Future Research Directions
- Complex Reasoning:
- Enhancing complex multi-hop reasoning through advanced relational path encoding and integration of probabilistic logic for handling uncertainties.
- Unified Framework:
- Moving towards a unified theoretical framework that encompasses various KGE and reasoning methodologies while ensuring consistency and extensiveness.
- Interpretability:
- Developing interpretable models that provide explanatory insights into predictions, essential for user trust and model transparency.
- Scalability:
- Addressing computational scalability for large-scale KGs without compromising model expressiveness.
- Knowledge Aggregation:
- Efficient aggregation methodologies, possibly leveraging large-scale pretraining and novel neural architectures.
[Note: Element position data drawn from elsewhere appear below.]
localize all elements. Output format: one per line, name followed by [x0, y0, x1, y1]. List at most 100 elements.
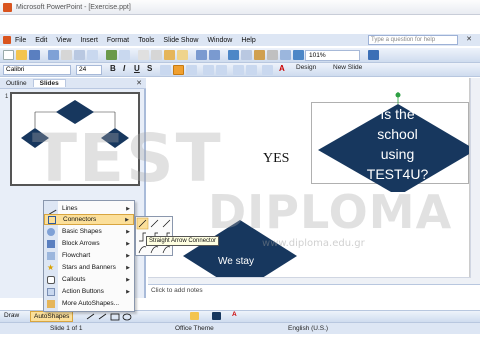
open-icon[interactable]: [16, 50, 27, 60]
menu-window[interactable]: Window: [207, 37, 232, 44]
font-size-select[interactable]: 24: [76, 65, 102, 75]
menu-item-block-arrows[interactable]: Block Arrows ▶: [44, 238, 134, 249]
numbering-icon[interactable]: [203, 65, 214, 75]
undo-icon[interactable]: [196, 50, 207, 60]
expand-all-icon[interactable]: [267, 50, 278, 60]
line-arrow-tools[interactable]: [85, 313, 145, 321]
email-icon[interactable]: [61, 50, 72, 60]
menu-item-flowchart[interactable]: Flowchart ▶: [44, 250, 134, 261]
zoom-select[interactable]: 101%: [305, 50, 360, 61]
decrease-font-icon[interactable]: [246, 65, 257, 75]
menu-item-basic-shapes[interactable]: Basic Shapes ▶: [44, 226, 134, 237]
font-color-icon[interactable]: A: [279, 64, 285, 73]
insert-table-icon[interactable]: [241, 50, 252, 60]
standard-toolbar: 101%: [0, 48, 480, 63]
menu-item-action-buttons[interactable]: Action Buttons ▶: [44, 286, 134, 297]
align-left-icon[interactable]: [160, 65, 171, 75]
diamond-text: Is the school using TEST4U?: [360, 104, 435, 184]
document-close-icon[interactable]: ✕: [466, 35, 472, 43]
new-slide-button[interactable]: New Slide: [333, 64, 362, 71]
diamond-line-2: school: [377, 126, 418, 142]
cut-icon[interactable]: [138, 50, 149, 60]
grid-icon[interactable]: [293, 50, 304, 60]
font-name-select[interactable]: Calibri: [3, 65, 71, 75]
draw-button[interactable]: Draw: [4, 312, 19, 319]
title-bar: Microsoft PowerPoint - [Exercise.ppt]: [0, 0, 480, 15]
bullets-icon[interactable]: [216, 65, 227, 75]
pane-close-icon[interactable]: ✕: [136, 79, 142, 87]
research-icon[interactable]: [119, 50, 130, 60]
print-icon[interactable]: [74, 50, 85, 60]
we-stay-text: We stay: [218, 256, 254, 267]
print-preview-icon[interactable]: [87, 50, 98, 60]
status-bar: Slide 1 of 1 Office Theme English (U.S.): [0, 322, 480, 334]
connector-tooltip: Straight Arrow Connector: [146, 236, 220, 246]
lines-icon: [45, 203, 57, 214]
pane-tabs: Outline Slides ✕: [0, 78, 146, 89]
help-icon[interactable]: [368, 50, 379, 60]
window-title: Microsoft PowerPoint - [Exercise.ppt]: [16, 3, 131, 11]
notes-pane[interactable]: Click to add notes: [148, 284, 480, 298]
tab-slides[interactable]: Slides: [32, 79, 66, 87]
watermark-test: TEST: [32, 120, 223, 197]
callouts-icon: [47, 275, 55, 284]
help-search-input[interactable]: Type a question for help: [368, 35, 458, 45]
basic-shapes-icon: [47, 227, 55, 236]
new-icon[interactable]: [3, 50, 14, 60]
autoshapes-menu: Lines ▶ Connectors ▶ Basic Shapes ▶ Block A…: [43, 200, 135, 312]
menu-format[interactable]: Format: [107, 37, 129, 44]
autoshapes-button[interactable]: AutoShapes: [30, 311, 74, 322]
decrease-indent-icon[interactable]: [262, 65, 273, 75]
yes-label[interactable]: YES: [263, 151, 289, 167]
document-icon[interactable]: [3, 36, 11, 44]
menu-item-connectors[interactable]: Connectors ▶: [44, 214, 134, 225]
tables-borders-icon[interactable]: [254, 50, 265, 60]
connectors-icon: [48, 215, 56, 224]
theme-name: Office Theme: [175, 325, 214, 332]
font-color-draw-icon[interactable]: A: [232, 311, 237, 318]
align-right-icon[interactable]: [186, 65, 197, 75]
shadow-button[interactable]: S: [147, 64, 152, 73]
more-autoshapes-icon: [47, 299, 55, 308]
insert-chart-icon[interactable]: [228, 50, 239, 60]
tab-outline[interactable]: Outline: [0, 80, 33, 87]
bold-button[interactable]: B: [110, 64, 116, 73]
menu-bar: File Edit View Insert Format Tools Slide…: [0, 34, 480, 46]
format-painter-icon[interactable]: [177, 50, 188, 60]
fill-color-icon[interactable]: [190, 312, 199, 320]
increase-font-icon[interactable]: [233, 65, 244, 75]
flowchart-icon: [47, 251, 55, 260]
powerpoint-app-icon[interactable]: [3, 2, 12, 12]
slide-number: 1: [5, 94, 9, 100]
menu-item-lines[interactable]: Lines ▶: [44, 203, 134, 214]
align-center-icon[interactable]: [173, 65, 184, 75]
menu-item-callouts[interactable]: Callouts ▶: [44, 274, 134, 285]
horizontal-scrollbar[interactable]: [148, 277, 470, 284]
paste-icon[interactable]: [164, 50, 175, 60]
underline-button[interactable]: U: [134, 64, 140, 73]
diamond-line-4: TEST4U?: [366, 166, 429, 182]
menu-insert[interactable]: Insert: [80, 37, 98, 44]
show-formatting-icon[interactable]: [280, 50, 291, 60]
save-icon[interactable]: [29, 50, 40, 60]
spelling-icon[interactable]: [106, 50, 117, 60]
menu-slide-show[interactable]: Slide Show: [163, 37, 198, 44]
line-color-icon[interactable]: [212, 312, 221, 320]
action-buttons-icon: [47, 287, 55, 296]
permission-icon[interactable]: [48, 50, 59, 60]
design-button[interactable]: Design: [296, 64, 316, 71]
slide-info: Slide 1 of 1: [50, 325, 83, 332]
menu-item-stars-banners[interactable]: ★ Stars and Banners ▶: [44, 262, 134, 273]
diamond-line-1: Is the: [380, 106, 415, 122]
menu-edit[interactable]: Edit: [35, 37, 47, 44]
menu-view[interactable]: View: [56, 37, 71, 44]
language: English (U.S.): [288, 325, 329, 332]
italic-button[interactable]: I: [123, 64, 125, 73]
menu-help[interactable]: Help: [241, 37, 255, 44]
vertical-scrollbar[interactable]: [470, 78, 480, 278]
copy-icon[interactable]: [151, 50, 162, 60]
menu-tools[interactable]: Tools: [138, 37, 154, 44]
redo-icon[interactable]: [209, 50, 220, 60]
menu-item-more-autoshapes[interactable]: More AutoShapes...: [44, 298, 134, 309]
menu-file[interactable]: File: [15, 37, 26, 44]
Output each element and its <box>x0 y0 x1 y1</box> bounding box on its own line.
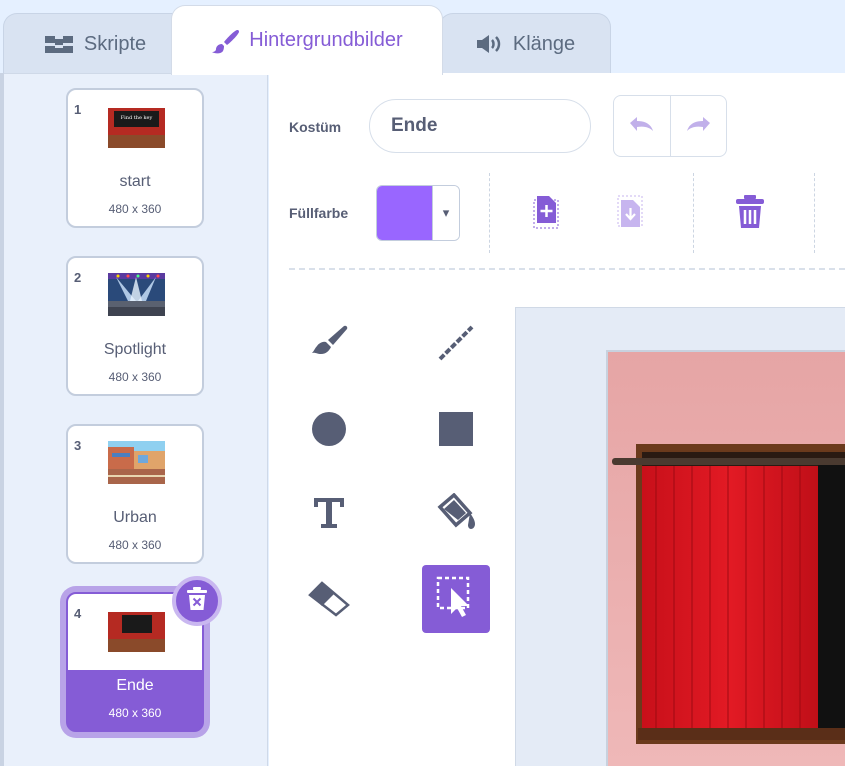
backdrop-size: 480 x 360 <box>108 202 162 216</box>
copy-add-icon <box>532 194 562 235</box>
rectangle-icon <box>438 411 474 452</box>
delete-button[interactable] <box>731 194 769 234</box>
backdrop-name: Urban <box>113 509 157 526</box>
toolbar-divider <box>289 268 845 270</box>
paste-icon <box>616 194 646 235</box>
circle-tool[interactable] <box>295 397 363 465</box>
backdrop-size: 480 x 360 <box>108 538 162 552</box>
tab-bar: Skripte Hintergrundbilder Klänge <box>0 0 845 75</box>
svg-text:Find the key: Find the key <box>121 115 153 121</box>
fill-color-picker[interactable]: ▾ <box>376 185 460 241</box>
line-tool[interactable] <box>422 311 490 379</box>
delete-backdrop-button[interactable] <box>172 576 222 626</box>
backdrop-item-start[interactable]: 1 Find the key start 480 x 360 <box>66 88 204 228</box>
canvas-area <box>515 307 845 766</box>
text-icon <box>312 496 346 535</box>
backdrop-name: start <box>119 173 151 190</box>
undo-icon <box>628 115 656 138</box>
undo-redo-group <box>613 95 727 157</box>
text-tool[interactable] <box>295 481 363 549</box>
backdrop-thumbnail: Find the key <box>108 105 165 148</box>
backdrop-name: Ende <box>116 677 154 694</box>
redo-button[interactable] <box>669 96 727 156</box>
divider <box>814 173 815 253</box>
paste-button[interactable] <box>614 195 648 233</box>
code-icon <box>44 34 74 54</box>
trash-icon <box>187 586 207 616</box>
circle-icon <box>310 410 348 453</box>
brush-icon <box>306 323 352 368</box>
backdrop-thumbnail <box>108 273 165 316</box>
divider <box>693 173 694 253</box>
tab-sounds-label: Klänge <box>512 32 576 55</box>
costume-label: Kostüm <box>289 119 342 135</box>
backdrop-number: 3 <box>74 438 82 453</box>
undo-button[interactable] <box>614 96 670 156</box>
tab-sounds[interactable]: Klänge <box>439 13 611 74</box>
brush-tool[interactable] <box>295 311 363 379</box>
eraser-tool[interactable] <box>295 567 363 635</box>
backdrop-number: 1 <box>74 102 82 117</box>
backdrop-size: 480 x 360 <box>108 370 162 384</box>
tab-backdrops[interactable]: Hintergrundbilder <box>171 5 443 75</box>
fill-tool[interactable] <box>422 481 490 549</box>
line-icon <box>436 323 476 368</box>
backdrop-thumbnail <box>108 441 165 484</box>
select-icon <box>436 576 476 623</box>
backdrop-number: 2 <box>74 270 82 285</box>
rectangle-tool[interactable] <box>422 397 490 465</box>
fill-color-swatch <box>377 186 433 240</box>
backdrop-image <box>608 352 845 766</box>
backdrop-name: Spotlight <box>103 341 167 358</box>
speaker-icon <box>475 34 503 54</box>
select-tool[interactable] <box>422 565 490 633</box>
divider <box>489 173 490 253</box>
redo-icon <box>684 115 712 138</box>
backdrop-size: 480 x 360 <box>108 706 162 720</box>
copy-to-new-button[interactable] <box>530 195 564 233</box>
tab-code-label: Skripte <box>83 32 147 55</box>
backdrop-item-urban[interactable]: 3 Urban 480 x 360 <box>66 424 204 564</box>
fill-color-label: Füllfarbe <box>289 205 349 221</box>
tab-code[interactable]: Skripte <box>3 13 187 74</box>
paint-editor: Kostüm Ende Füllfarbe ▾ <box>269 73 845 766</box>
chevron-down-icon: ▾ <box>433 186 459 240</box>
sidebar-edge <box>0 73 4 766</box>
fill-icon <box>434 492 478 538</box>
backdrop-thumbnail <box>108 609 165 652</box>
tab-backdrops-label: Hintergrundbilder <box>249 29 403 51</box>
trash-icon <box>735 194 765 234</box>
backdrop-number: 4 <box>74 606 82 621</box>
eraser-icon <box>306 580 352 622</box>
backdrop-item-spotlight[interactable]: 2 Spotlight 480 x 360 <box>66 256 204 396</box>
paint-editor-screen: Skripte Hintergrundbilder Klänge 1 Find <box>0 0 845 766</box>
costume-name-input[interactable]: Ende <box>369 99 591 153</box>
paint-canvas[interactable] <box>606 350 845 766</box>
paintbrush-icon <box>211 28 240 54</box>
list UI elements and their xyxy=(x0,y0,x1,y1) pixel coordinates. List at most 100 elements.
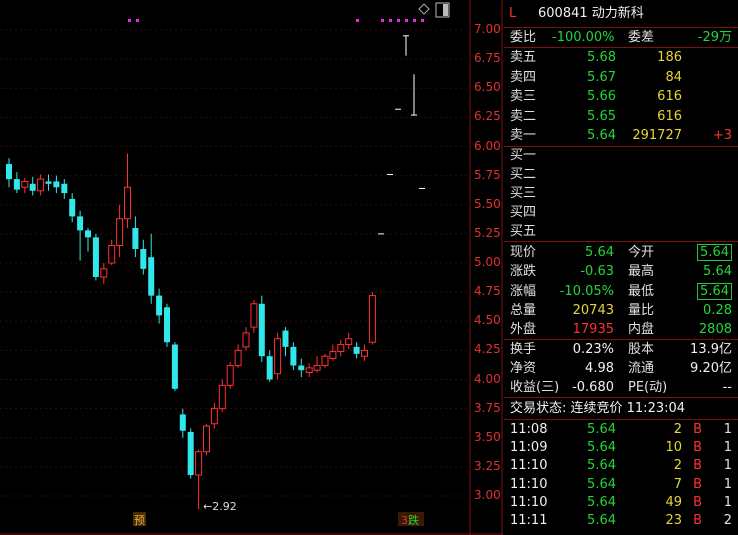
quote-value: 5.64 xyxy=(697,282,732,300)
candle xyxy=(290,342,297,371)
bid-row: 买五 xyxy=(504,222,738,241)
tick-row[interactable]: 11:11 5.64 23 B 2 xyxy=(504,511,738,530)
ask-change: +3 xyxy=(712,128,732,143)
tick-volume: 10 xyxy=(665,440,682,456)
tick-row[interactable]: 11:10 5.64 49 B 1 xyxy=(504,493,738,512)
fundamental-row: 净资 4.98 流通 9.20亿 xyxy=(504,359,738,378)
candle xyxy=(226,362,234,389)
tick-volume: 2 xyxy=(673,422,682,437)
quote-label: 外盘 xyxy=(510,322,537,338)
tick-time: 11:08 xyxy=(510,422,548,437)
quote-label: 涨幅 xyxy=(510,283,537,299)
price-tick: 5.25 xyxy=(474,225,501,240)
candle xyxy=(45,174,52,191)
ask-label: 卖四 xyxy=(510,69,537,85)
die-label: 3 跌 xyxy=(398,512,424,527)
stock-header: L 600841 动力新科 xyxy=(504,4,738,23)
quote-row: 涨跌 -0.63 最高 5.64 xyxy=(504,262,738,281)
price-tick: 3.50 xyxy=(474,429,501,444)
tick-volume: 7 xyxy=(673,476,682,492)
price-tick: 4.25 xyxy=(474,342,501,357)
ask-label: 卖五 xyxy=(510,50,537,65)
quote-value: 5.64 xyxy=(585,245,614,260)
quote-value: 0.28 xyxy=(703,302,732,318)
candle xyxy=(258,295,265,363)
candle xyxy=(156,288,163,324)
price-tick: 5.50 xyxy=(474,196,501,211)
quote-value: 5.64 xyxy=(703,264,732,280)
tick-row[interactable]: 11:10 5.64 7 B 1 xyxy=(504,475,738,494)
fund-label: 流通 xyxy=(628,361,655,376)
candle xyxy=(313,356,321,373)
tick-price: 5.64 xyxy=(587,513,616,528)
tick-row[interactable]: 11:09 5.64 10 B 1 xyxy=(504,438,738,457)
quote-value: 17935 xyxy=(572,322,614,338)
price-tick: 3.75 xyxy=(474,400,501,415)
candle xyxy=(361,344,368,361)
tick-time: 11:10 xyxy=(510,494,548,510)
svg-text:3: 3 xyxy=(401,514,408,527)
l-badge: L xyxy=(509,6,517,21)
ask-row: 卖二 5.65 616 xyxy=(504,107,738,126)
candle xyxy=(148,233,155,304)
bid-row: 买三 xyxy=(504,184,738,203)
ask-label: 卖一 xyxy=(510,128,537,143)
quote-label: 现价 xyxy=(510,245,537,260)
quote-label: 总量 xyxy=(510,302,537,318)
tick-time: 11:10 xyxy=(510,476,548,492)
tick-price: 5.64 xyxy=(587,494,616,510)
bid-label: 买四 xyxy=(510,205,537,220)
signal-dots xyxy=(128,19,424,22)
ask-label: 卖三 xyxy=(510,89,537,104)
svg-text:←2.92: ←2.92 xyxy=(203,500,237,513)
candle xyxy=(132,216,139,258)
ask-price: 5.65 xyxy=(587,108,616,124)
tick-price: 5.64 xyxy=(587,422,616,437)
bid-row: 买一 xyxy=(504,146,738,165)
ask-price: 5.64 xyxy=(587,128,616,143)
tick-volume: 49 xyxy=(665,494,682,510)
quote-value: -10.05% xyxy=(559,283,614,299)
tick-volume: 23 xyxy=(665,513,682,528)
yu-label: 预 xyxy=(133,512,146,527)
candle xyxy=(298,358,305,378)
tick-count: 1 xyxy=(723,494,732,510)
ask-price: 5.68 xyxy=(587,50,616,65)
ask-volume: 186 xyxy=(657,50,682,65)
tick-row[interactable]: 11:08 5.64 2 B 1 xyxy=(504,420,738,439)
quote-value: 5.64 xyxy=(697,244,732,261)
price-tick: 3.25 xyxy=(474,458,501,473)
panel-toggle-icon[interactable] xyxy=(435,2,450,18)
candle xyxy=(329,344,337,361)
tick-count: 1 xyxy=(723,422,732,437)
candle xyxy=(345,332,353,350)
ask-price: 5.67 xyxy=(587,69,616,85)
price-tick: 7.00 xyxy=(474,22,501,36)
tick-price: 5.64 xyxy=(587,440,616,456)
quote-label: 内盘 xyxy=(628,322,655,338)
quote-value: 2808 xyxy=(698,322,732,338)
ratio-row: 委比 -100.00% 委差 -29万 xyxy=(510,30,732,45)
fund-label: 收益(三) xyxy=(510,380,560,395)
ask-label: 卖二 xyxy=(510,108,537,124)
kline-chart[interactable]: ←2.92 预 3 跌 xyxy=(0,0,503,535)
candle xyxy=(69,193,76,223)
candle xyxy=(108,239,116,266)
candle xyxy=(61,179,68,199)
ask-volume: 291727 xyxy=(632,128,682,143)
bid-row: 买四 xyxy=(504,203,738,222)
tick-price: 5.64 xyxy=(587,458,616,474)
candle xyxy=(266,350,273,382)
tick-row[interactable]: 11:10 5.64 2 B 1 xyxy=(504,456,738,475)
ask-row: 卖四 5.67 84 xyxy=(504,68,738,87)
price-tick: 3.00 xyxy=(474,488,501,502)
fundamental-row: 换手 0.23% 股本 13.9亿 xyxy=(504,340,738,359)
tick-volume: 2 xyxy=(673,458,682,474)
candle xyxy=(250,300,258,333)
candle xyxy=(218,379,226,413)
candle xyxy=(85,228,91,252)
trade-status: 交易状态: 连续竞价 11:23:04 xyxy=(510,401,686,416)
quote-label: 最低 xyxy=(628,283,655,299)
diamond-icon[interactable] xyxy=(418,3,430,15)
tick-side: B xyxy=(693,513,702,528)
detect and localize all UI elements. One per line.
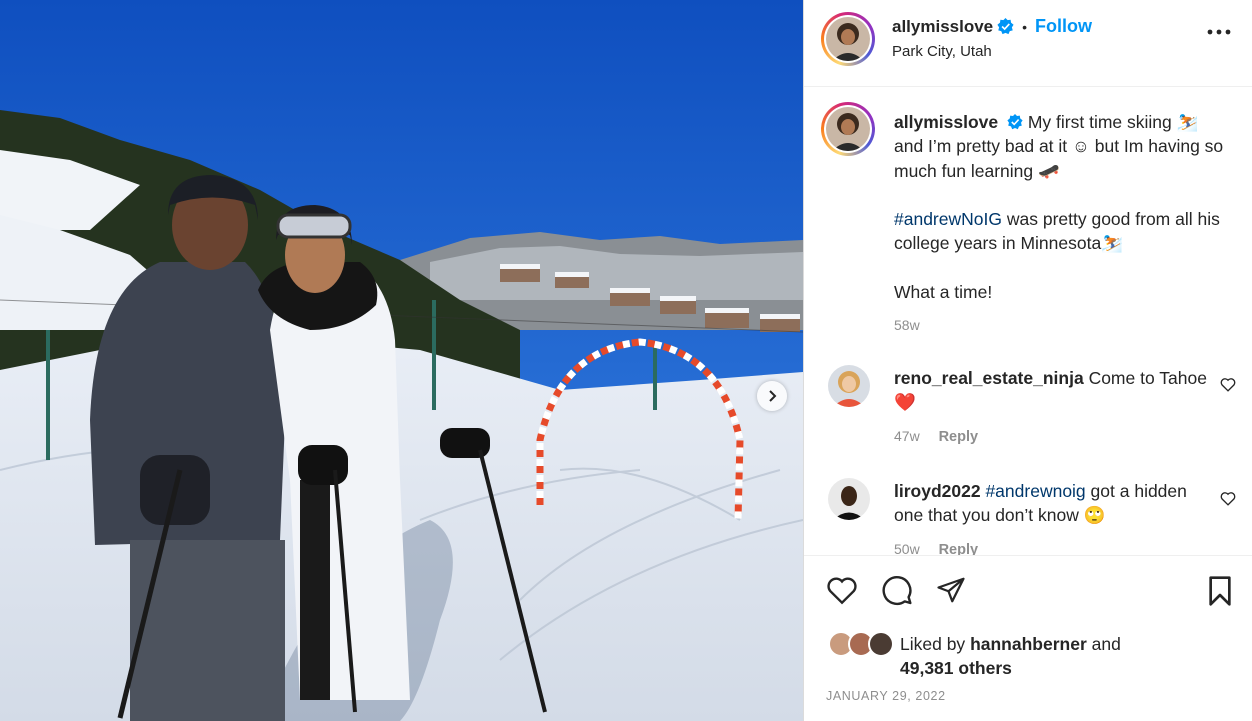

- Automatic Construction and Dynamics:
- Facilitating the automatic construction of KGs from unstructured data and accommodating dynamic changes in the embedded knowledge.
Conclusion
The survey paper demonstrates the vast research landscape of KGs, covering foundational KGE techniques, advanced knowledge acquisition methodologies, temporal dynamics integration, and diverse application domains. By consolidating different research efforts and proposing future directions, this survey serves as a comprehensive guide for researchers to navigate and contribute to the evolving field of knowledge graphs.